A broken whistle escaped him, the escaping air form his lungs making it echo through the small room. Perc came and sat down on the other side, carefully moving other debris from him.
~Too late. Dying. I am old, bots are not as virulent as once were. But have two favors to ask. To beg. To plead for.~
Even in her head his voice sounded frail and broken and McKenna blinked rapidly to keep back tears.
~Ask. What are they?~ She kept it public, expecting what he was going to ask.
~Don't give up. Don't let them get away with this. Their entire society is predicated on the idea they must destroy the Drakyn. Stop them. Stop their predation on other species. Don't let their reign of terror continue unchecked. For Alara, my people. Please?~
McKenna didn't know how his mental voice could plead and beg and have the taste of salty tears and bitter herbs. But it did.

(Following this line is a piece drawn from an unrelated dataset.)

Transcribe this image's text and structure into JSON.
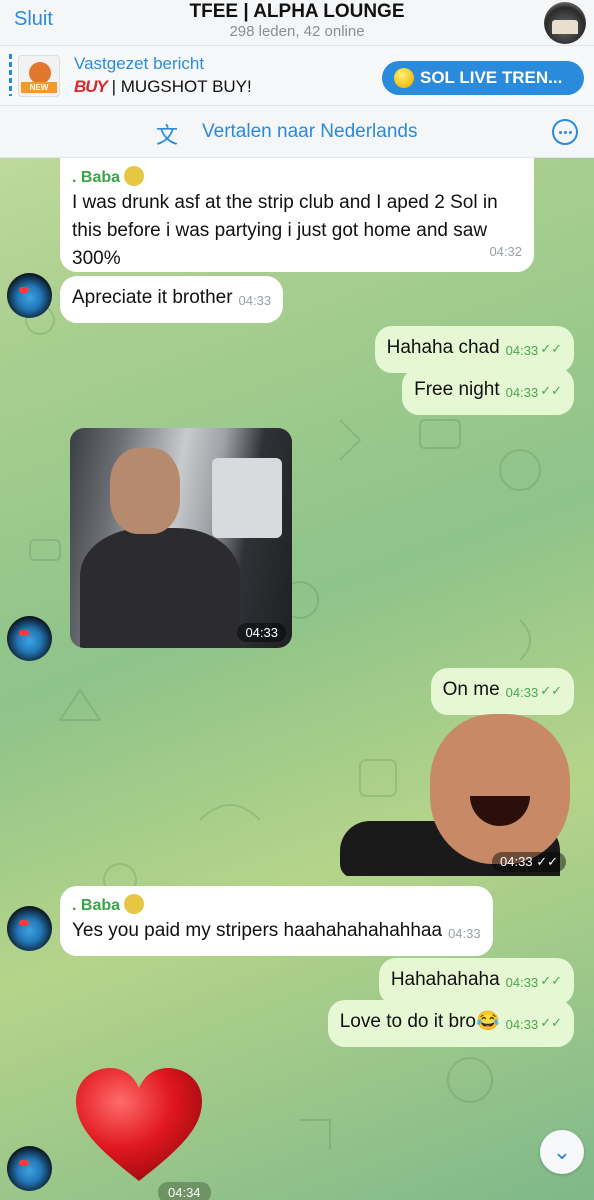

~I'll try. I don't know what we can do, but I'll try.~ She promised and hoped there was a way she could keep it. ~And your second request?~
He took another shuddering breath, eyes closing over those strange eyes.
"Ash? Ash!" She panicked as his eyes closed but her yells seemed to register and he opened them back up, cracked white over black peering up at her.
~I am not free yet.~
~What’s the second thing? What can I do?~ She wanted to swallow, but the air in the desert, flowing through the cracks in the ship had pulled every bit of moisture from her. Even her eyes ached between the smoke and the air.